I'm familiar with the above web site. One has to consider the source of this statement and the political motivation behind it.

No one is saying that they invented it, only that they practiced it prior to European contact. Cannibalism was also quite common in the New England area prior to European contact, but if you speak of it today, you are labeled as racist.
 
Now you guys got me to thinking . I watched a program on the History channel regarding the Anasasi in New Mexico . It was an archaeology program but quite startling in some respects . Many skelaton remains have been found with specific cut marks that indicate butchering . A coprelite (sp) was found and when anaylized the dna markers were unmistakenly human . Massive cannibalisim . Some of the skulls were charred and had a hole in them drawing the conclusion that the scalp was removed and the head was thrown in the fire to cook the brains . Many leg bones showed the same charring and then breakage to get at the marrow . To my mind simple scalping would be done to claim a trophy or claim bounty so would cut marks on pre-white contact skulls indicate a tradition of scalping ?
 
The Shawnee had cannibal societies. They would torture their captive enemies and then eat them. :m2c:
 
Now you guys got me to thinking. I watched a program on the History channel regarding the Anasasi in New Mexico. It was an archaeology program but quite startling in some respects. Many skeleton remains have been found with specific cut marks that indicate butchering. A coprelite (sp) was found and when analyzed the dna markers were unmistakenly human. Massive cannibalism.
I taped the show you speak of. The Natives that were interviewed in that story tried to write-off the investigation as just another case of racism. I can understand their unwillingness to accept the facts, but they aren't responsible for their ancestors past anymore than I am.
 
Even 20 years ago, when I was doing politically incorrect research papers, there was enough documentation to be overwhelming on canabilism in NA. Every tribe was known to engage in ritual canibalism in some form (sort of like Liver Eatin' Johnson) and some tribes were survival canibals.

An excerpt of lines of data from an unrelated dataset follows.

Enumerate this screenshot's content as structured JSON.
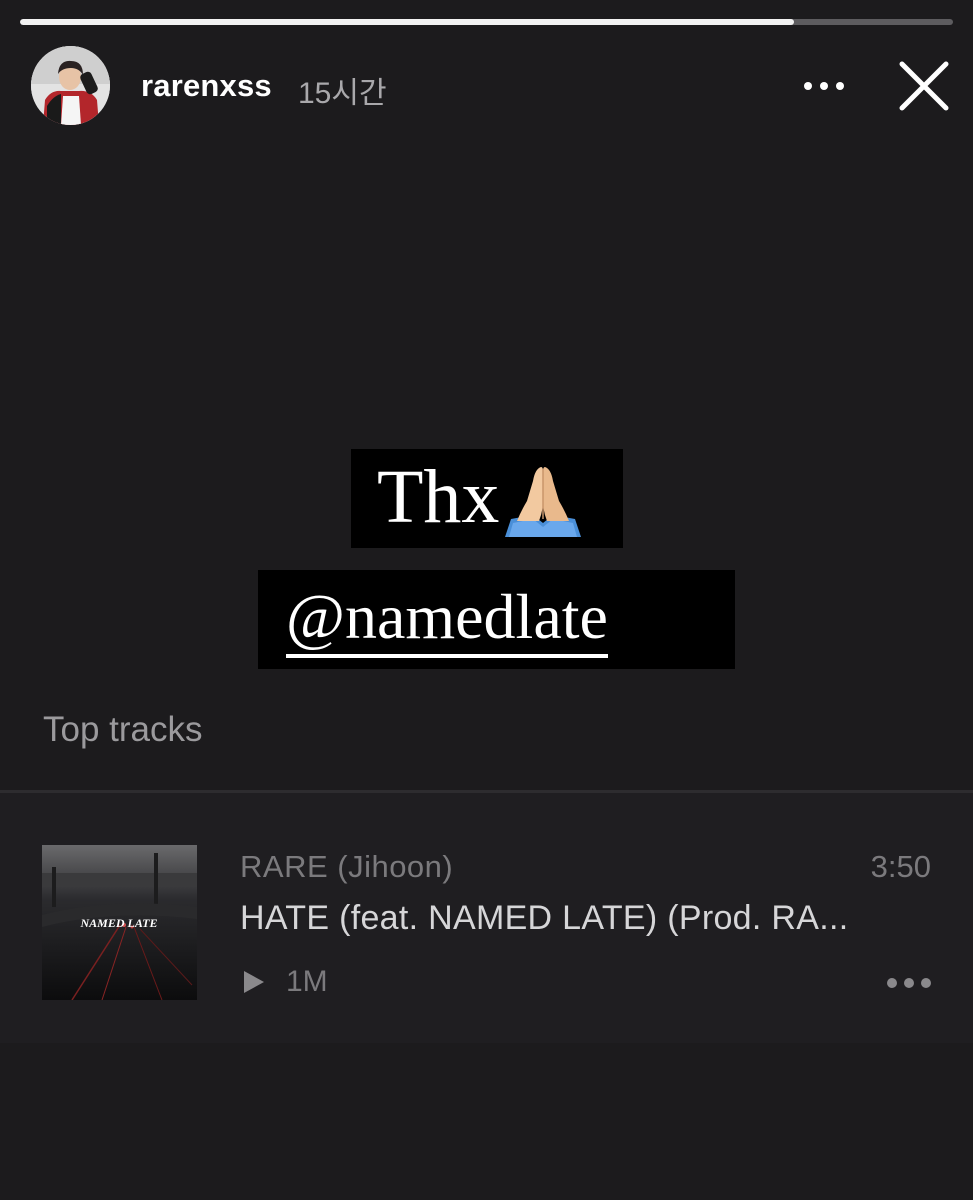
{
  "story": {
    "username": "rarenxss",
    "timestamp": "15시간",
    "progress": 0.83
  },
  "stickers": {
    "thx_text": "Thx",
    "thx_emoji": "folded-hands-emoji",
    "mention": "@namedlate"
  },
  "music": {
    "section_title": "Top tracks",
    "track": {
      "artist": "RARE (Jihoon)",
      "duration": "3:50",
      "title": "HATE (feat. NAMED LATE) (Prod. RA...",
      "plays": "1M",
      "album_art_text": "NAMED LATE"
    }
  },
  "icons": {
    "more": "more-horizontal-icon",
    "close": "close-icon",
    "play": "play-icon"
  },
  "colors": {
    "background": "#1c1b1d",
    "progress_fill": "#f2f2f2",
    "progress_track": "#5d5c5f",
    "secondary_text": "#7b7a7d"
  }
}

Some Archeologists believe that the Aztec civilization obtained most of their meat protien from consumption of the sacrificial POWs in temple ceremonies. Victims were led to the alters by the thousands with the bodies thrown down the sides of the pyrimids to the waiting hands of the processers. The turkey and dog were the only domesticated animals available, and Mexico City was a densly populated area even then.

The Carib Indians of the West Indies were such fierce canibals that they avoided many of the atrocities of the other gulf tribes because the sailors refused to approach the islands. They made a special grid of green branches that they used to roast their captives. The grid was called a barbiquet, which is where we get our Spanish/American word barbique. Puts a new spin on cook outs dosen't it?

I read one acount of a Cherokee captive covered with strips of bacon so he would be well basted as he cooked. He managed to escape just before being placed on the spit and survived on the bacon as he returned to the settlements.

It wasn't just the native Americans! Almost every culture has some form of canibalism in its past. Many of the Neanderthal and Cromangon skulls from caves in Europe and asia show damage related to removal and consumption of the brain (can we say mad cow disease!).